Dr. Ulrich Steidl has received a prestigious Scholar Award from the Leukemia & Lymphoma Society for his work on the role of transcription and epigenetic regulation of hematopoietic and leukemic stem cells. A number of findings made by his research team also have implications for treating blood cancers including myeloid leukemias and myelodysplastic syndromes. Congratulations!
Dr. Pamela Stanley was awarded with the eighth annual Marshall S. Horwitz, M.D. Faculty Prize for Research Excellence. The prize will be awarded at a community-wide ceremony on Monday, February 3, 2014, during which Dr. Stanley will deliver a lecture, “Glycans that Regulate Development and Notch Signaling,” describing the work that led to her selection. Congratulations to Dr. Pamela Stanley.
Dr. Britta Will, a postdoctoral research fellow in the lab of Dr. Ulrich Steidl, was awarded with the 2013 annual Dennis Shields Postdocoral Research Prizes. Congratulations to Dr. Britta Will and the lab of Dr. Ulrich Steidl.
From the Kielian Lab - Aihua Zheng, Fei Yuan, Lara M. Kleinfelter, & Margaret Kielian. A toggle switch controls the low pH-triggered rearrangement and maturation of the dengue virus envelope proteins. Nature Communications 5, Article number: 3877 doi:10.1038/ncomms4877.
• Formation of infectious dengue virus in host cells requires a rearrangement of viral envelope proteins that is triggered by the acidic environment within secretory vesicles. Here we describe the molecular mechanism underlying such rearrangement.
From the Ye Lab - Wei X, Xu M, Wei Y, Huang F, Zhao T, Li X, Feng R, Ye BH. The addition of rituximab to CHOP therapy alters the prognostic significance of CD44 expression. J Hematol Oncol. 2014 Apr 16;7(1):34. [Epub ahead of print]
• Although focused on one marker in lymphomas, this study adds to the notion that cancer prognostic models need to be constantly revised as the therapies evolve.

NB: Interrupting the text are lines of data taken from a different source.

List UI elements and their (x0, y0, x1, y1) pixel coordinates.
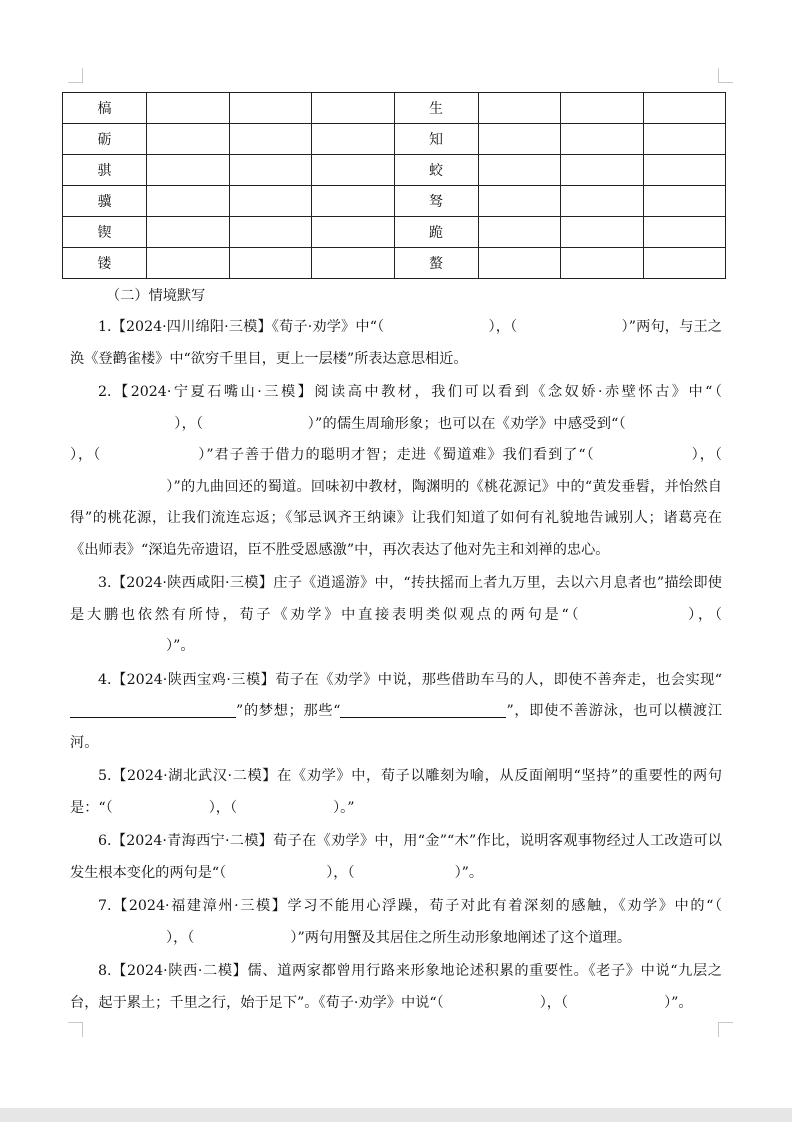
question-section (70, 282, 722, 1019)
question-text: ）”。 (166, 638, 195, 654)
table-cell-blank[interactable] (147, 93, 230, 124)
table-cell-blank[interactable] (478, 186, 561, 217)
table-cell-blank[interactable] (312, 124, 395, 155)
table-row (63, 93, 726, 124)
table-row (63, 248, 726, 279)
question-text: ），（ (174, 415, 204, 432)
table-cell-char: 跪 (394, 217, 478, 248)
question-text: ”，即使不善游泳，也可以横渡江河。 (70, 703, 722, 751)
table-cell-blank[interactable] (561, 124, 644, 155)
table-cell-blank[interactable] (643, 124, 726, 155)
question-text: ），（ (488, 319, 518, 335)
table-cell-blank[interactable] (229, 248, 312, 279)
table-cell-blank[interactable] (229, 124, 312, 155)
question-5 (70, 761, 722, 824)
table-cell-blank[interactable] (147, 124, 230, 155)
table-cell-blank[interactable] (147, 217, 230, 248)
table-cell-blank[interactable] (478, 248, 561, 279)
table-cell-char: 槁 (63, 93, 147, 124)
question-text: 5.【2024·湖北武汉·二模】在《劝学》中，荀子以雕刻为喻，从反面阐明“坚持”的重要性的两句是：“（ (70, 768, 722, 816)
table-cell-blank[interactable] (561, 93, 644, 124)
question-text: ），（ (539, 994, 569, 1011)
question-text: ）”两句，与王之涣《登鹳雀楼》中“欲穷千里目，更上一层楼”所表达意思相近。 (70, 319, 722, 367)
question-text: ），（ (326, 864, 355, 881)
table-cell-char: 驽 (394, 186, 478, 217)
table-cell-blank[interactable] (561, 155, 644, 186)
question-text: 2.【2024·宁夏石嘴山·三模】阅读高中教材，我们可以看到《念奴娇·赤壁怀古》中“（ (98, 384, 722, 400)
table-cell-blank[interactable] (561, 186, 644, 217)
table-cell-char: 蛟 (394, 155, 478, 186)
question-text: ）”的儒生周瑜形象；也可以在《劝学》中感受到“（ (307, 415, 626, 432)
table-cell-blank[interactable] (229, 217, 312, 248)
question-8 (70, 956, 722, 1019)
table-cell-blank[interactable] (312, 248, 395, 279)
table-cell-blank[interactable] (229, 186, 312, 217)
table-cell-blank[interactable] (147, 248, 230, 279)
table-cell-blank[interactable] (643, 155, 726, 186)
table-cell-char: 知 (394, 124, 478, 155)
question-text: 1.【2024·四川绵阳·三模】《荀子·劝学》中“（ (98, 319, 385, 335)
table-cell-blank[interactable] (643, 93, 726, 124)
question-6 (70, 826, 722, 889)
question-text: ），（ (166, 929, 195, 946)
table-row (63, 217, 726, 248)
table-cell-char: 砺 (63, 124, 147, 155)
table-row (63, 155, 726, 186)
question-text: ）。” (333, 799, 355, 816)
answer-line[interactable] (340, 703, 506, 718)
table-cell-blank[interactable] (478, 155, 561, 186)
question-text: ），（ (70, 447, 102, 463)
table-cell-char: 生 (394, 93, 478, 124)
table-cell-char: 镂 (63, 248, 147, 279)
table-cell-blank[interactable] (478, 124, 561, 155)
table-cell-blank[interactable] (643, 186, 726, 217)
question-text: ），（ (690, 447, 722, 463)
table-cell-blank[interactable] (229, 93, 312, 124)
question-text: ）”的九曲回还的蜀道。回味初中教材，陶渊明的《桃花源记》中的“黄发垂髫，并怡然自得”的桃花源，让我们流连忘返；《邹忌讽齐王纳谏》让我们知道了如何有礼貌地告诫别人；诸葛亮在《出师表》“深追先帝遗诏，臣不胜受恩感激”中，再次表达了他对先主和刘禅的忠心。 (70, 478, 722, 558)
table-cell-char: 骥 (63, 186, 147, 217)
character-table (62, 92, 726, 279)
question-text: 7.【2024·福建漳州·三模】学习不能用心浮躁，荀子对此有着深刻的感触，《劝学》中的“（ (98, 898, 722, 914)
page-corner-mark (718, 68, 733, 83)
table-cell-blank[interactable] (643, 217, 726, 248)
question-text: 8.【2024·陕西·二模】儒、道两家都曾用行路来形象地论述积累的重要性。《老子》中说“九层之台，起于累土；千里之行，始于足下”。《荀子·劝学》中说“（ (70, 963, 722, 1011)
table-cell-char: 骐 (63, 155, 147, 186)
question-3 (70, 568, 722, 663)
question-text: ）”。 (454, 864, 484, 881)
table-cell-char: 锲 (63, 217, 147, 248)
table-cell-blank[interactable] (312, 217, 395, 248)
question-text: 4.【2024·陕西宝鸡·三模】荀子在《劝学》中说，那些借助车马的人，即使不善奔走，也会实现“ (98, 671, 722, 688)
question-text: ），（ (208, 799, 238, 816)
question-2 (70, 377, 722, 566)
answer-line[interactable] (70, 703, 236, 718)
table-cell-blank[interactable] (312, 93, 395, 124)
table-cell-blank[interactable] (478, 93, 561, 124)
table-cell-blank[interactable] (147, 155, 230, 186)
question-text: ”的梦想；那些“ (236, 703, 341, 719)
question-text: ）”君子善于借力的聪明才智；走进《蜀道难》我们看到了“（ (197, 447, 595, 463)
table-cell-blank[interactable] (229, 155, 312, 186)
question-7 (70, 891, 722, 954)
table-cell-blank[interactable] (478, 217, 561, 248)
question-text: 6.【2024·青海西宁·二模】荀子在《劝学》中，用“金”“木”作比，说明客观事物经过人工改造可以发生根本变化的两句是“（ (70, 833, 722, 881)
page-corner-mark (68, 1022, 83, 1037)
page-corner-mark (718, 1022, 733, 1037)
table-cell-blank[interactable] (643, 248, 726, 279)
section-title: （二）情境默写 (106, 288, 206, 304)
table-cell-blank[interactable] (312, 155, 395, 186)
question-text: 3.【2024·陕西咸阳·三模】庄子《逍遥游》中，“抟扶摇而上者九万里，去以六月息者也”描绘即使是大鹏也依然有所恃，荀子《劝学》中直接表明类似观点的两句是“（ (70, 575, 722, 623)
question-1 (70, 312, 722, 375)
table-cell-blank[interactable] (147, 186, 230, 217)
question-text: ），（ (685, 606, 722, 623)
question-4 (70, 665, 722, 760)
question-text: ）”两句用蟹及其居住之所生动形象地阐述了这个道理。 (290, 929, 632, 946)
table-row (63, 124, 726, 155)
table-cell-blank[interactable] (561, 217, 644, 248)
table-row (63, 186, 726, 217)
table-cell-blank[interactable] (312, 186, 395, 217)
table-cell-char: 螯 (394, 248, 478, 279)
question-text: ）”。 (664, 994, 693, 1011)
table-cell-blank[interactable] (561, 248, 644, 279)
page-bottom-bar (0, 1108, 792, 1122)
page-corner-mark (68, 68, 83, 83)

From the Stanley Lab - Yuan F, Snapp EL, Novikoff PM, Suadicani SO, Spray DC, Potvin B, Wolkoff AW, Stanley P. Human liver cell trafficking mutants: characterization and whole exome sequencing. PLoS One. 2014 Jan 23;9(1):e87043. doi: 10.1371/journal.pone.0087043. eCollection 2014.
• Liver cell mutants defective in endocytosis and trafficking were analyzed by exome sequencing. A new dominant mutation in RAB22A (I34F) contributed to the Trf4 phenotype.
From the Schildkraut Lab - Gerhardt J, Tomishima MJ, Zaninovic N, Colak D, Yan Z, Zhan Q, Rosenwaks Z, Jaffrey SR, and C.L. Schildkraut. The DNA replication program is altered at the FMR1 locus in fragile X embryonic stem cells. Molecular Cell 53(1):19-31 (2014) PMID: 24289922.
• This study provides evidence that the DNA replication fork direction is critically involved in CGG repeat expansion, the underlying cause of fragile X syndrome.
From the Kielian Lab - Ooi, Y.S.*, K.M. Stiles*, C.Y. Liu*, G.M. Taylor, and M. Kielian. Genome-wide RNAi screen identifies novel host proteins required for alphavirus entry. *Equal contribution. PLoS Pathogens 9 (12): e1003835. (2013) PMID: 24367265.
• Using a whole genome siRNA screen, we identified and defined the mechanism of FUZ and TSPAN9, two novel host proteins that promote alphavirus entry.